During the process of unification of Polish underground, large part (approximately 50 000 men) of the BCh soldiers was integrated by the Government Delegate's Office at Home with Armia Krajowa and Państwowy Korpus Bezpieczeństwa. Also, by early 1943 part of the tactical units were transformed into Special Units specialized in diversion and reprisal actions. An estimate for summer 1944 the Bataliony Chłopskie had approximately 160 000 members grouped in 70 units.
However, the full unification with the Armia Krajowa did not occur until the end of the war.

After the Red Army entered Poland, elements of the BCh started to cooperate with the communist-backed Armia Ludowa, while the majority remained loyal to the Polish government. However, the incoming end of the war, as well as information of the Yalta Conference made further resistance futile and on 2 April 1945 most of the Bataliony Chłopskie units came out from the underground. Some of the soldiers were arrested by the communists, while others joined the reestablished People's Party of Stanisław Mikołajczyk. Formally the Bataliony Chłopskie were dissolved in September 1945.

==Tasks and actions==
The main tasks of Bataliony Chłopskie were:
1. Defense of the peasants against German economic exploitation
2. Defense of peasants against expulsions
3. Self-defense against German terror
4. Aid to the expelled, Jews, the intelligentsia, and to the families of those enslaved by the Germans.

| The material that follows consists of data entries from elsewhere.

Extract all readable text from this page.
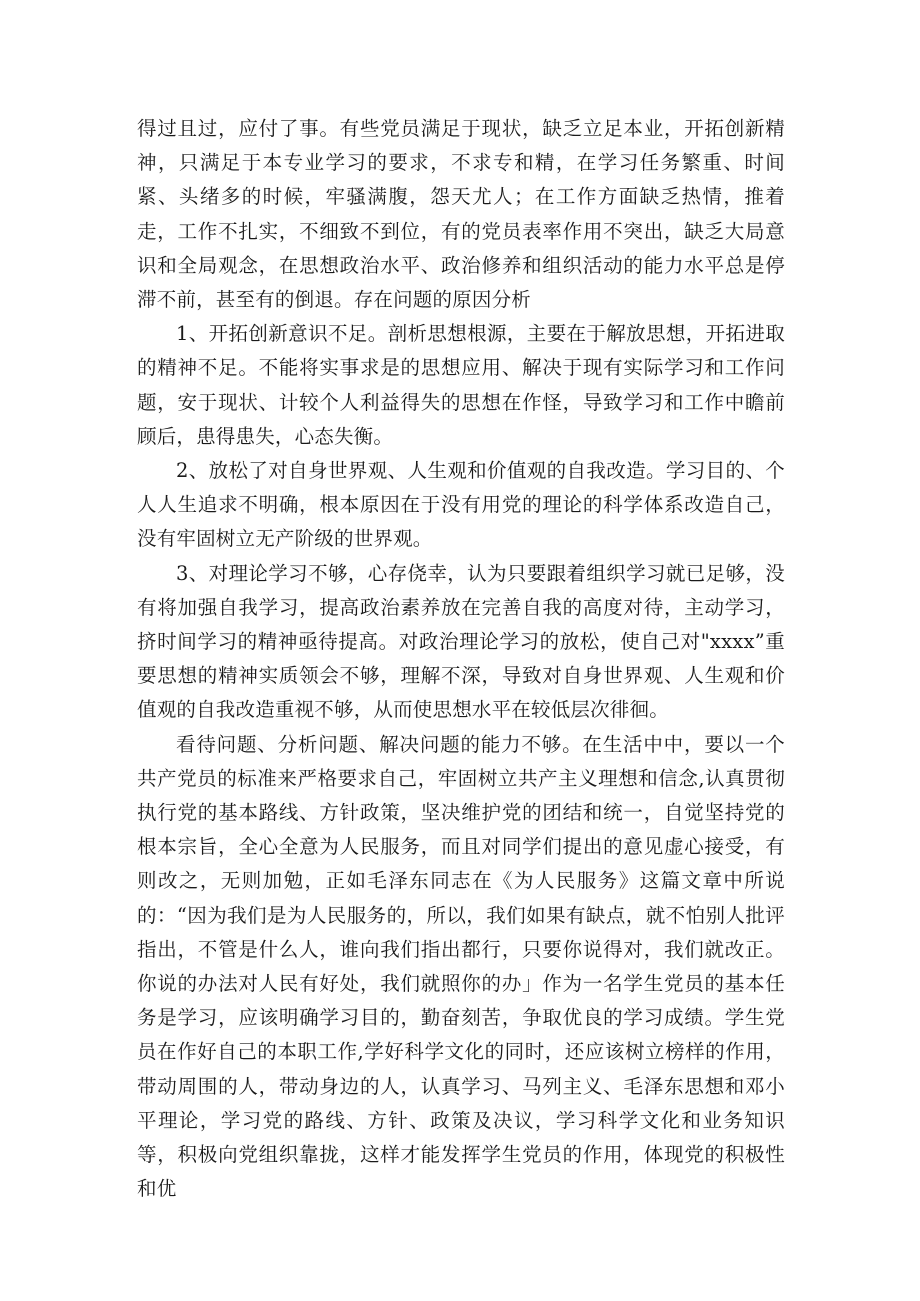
得过且过，应付了事。有些党员满足于现状，缺乏立足本业，开拓创新精神，只满足于本专业学习的要求，不求专和精，在学习任务繁重、时间紧、头绪多的时候，牢骚满腹，怨天尤人；在工作方面缺乏热情，推着走，工作不扎实，不细致不到位，有的党员表率作用不突出，缺乏大局意识和全局观念，在思想政治水平、政治修养和组织活动的能力水平总是停滞不前，甚至有的倒退。存在问题的原因分析

1、开拓创新意识不足。剖析思想根源，主要在于解放思想，开拓进取的精神不足。不能将实事求是的思想应用、解决于现有实际学习和工作问题，安于现状、计较个人利益得失的思想在作怪，导致学习和工作中瞻前顾后，患得患失，心态失衡。

2、放松了对自身世界观、人生观和价值观的自我改造。学习目的、个人人生追求不明确，根本原因在于没有用党的理论的科学体系改造自己，没有牢固树立无产阶级的世界观。

3、对理论学习不够，心存侥幸，认为只要跟着组织学习就已足够，没有将加强自我学习，提高政治素养放在完善自我的高度对待，主动学习，挤时间学习的精神亟待提高。对政治理论学习的放松，使自己对"xxxx”重要思想的精神实质领会不够，理解不深，导致对自身世界观、人生观和价值观的自我改造重视不够，从而使思想水平在较低层次徘徊。

看待问题、分析问题、解决问题的能力不够。在生活中中，要以一个共产党员的标准来严格要求自己，牢固树立共产主义理想和信念,认真贯彻执行党的基本路线、方针政策，坚决维护党的团结和统一，自觉坚持党的根本宗旨，全心全意为人民服务，而且对同学们提出的意见虚心接受，有则改之，无则加勉，正如毛泽东同志在《为人民服务》这篇文章中所说的：“因为我们是为人民服务的，所以，我们如果有缺点，就不怕别人批评指出，不管是什么人，谁向我们指出都行，只要你说得对，我们就改正。你说的办法对人民有好处，我们就照你的办」作为一名学生党员的基本任务是学习，应该明确学习目的，勤奋刻苦，争取优良的学习成绩。学生党员在作好自己的本职工作,学好科学文化的同时，还应该树立榜样的作用，带动周围的人，带动身边的人，认真学习、马列主义、毛泽东思想和邓小平理论，学习党的路线、方针、政策及决议，学习科学文化和业务知识等，积极向党组织靠拢，这样才能发挥学生党员的作用，体现党的积极性和优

The first major actions of armed resistance began in late 1942 when the Zamość area, due to its fertile black soil, was chosen for German colonization as part of Generalplan Ost. Polish farmers were expropriated and forcibly expelled from the farms with great brutality. Their farms were handed over to German settlers. A minority of the children were separated from their parents and after racial scrutiny sent over to Germany to be raised in German families, but thousands of those "not suitable for
Germanization" were dispatched to perform slave labor for the Germans or were murdered by the Germans. After several major battles against German units (the most notable being the battles of Wojda, Róża and Zaboreczno), the Germans had to halt the expulsions and in the end very few German settlers were brought to the area (see Zamość Uprising).

Other major actions included liberation of prisoners from prisons in Pińczów and Krasnystaw as well as the sinking of the German river patrol ship Tannenberg on the Vistula.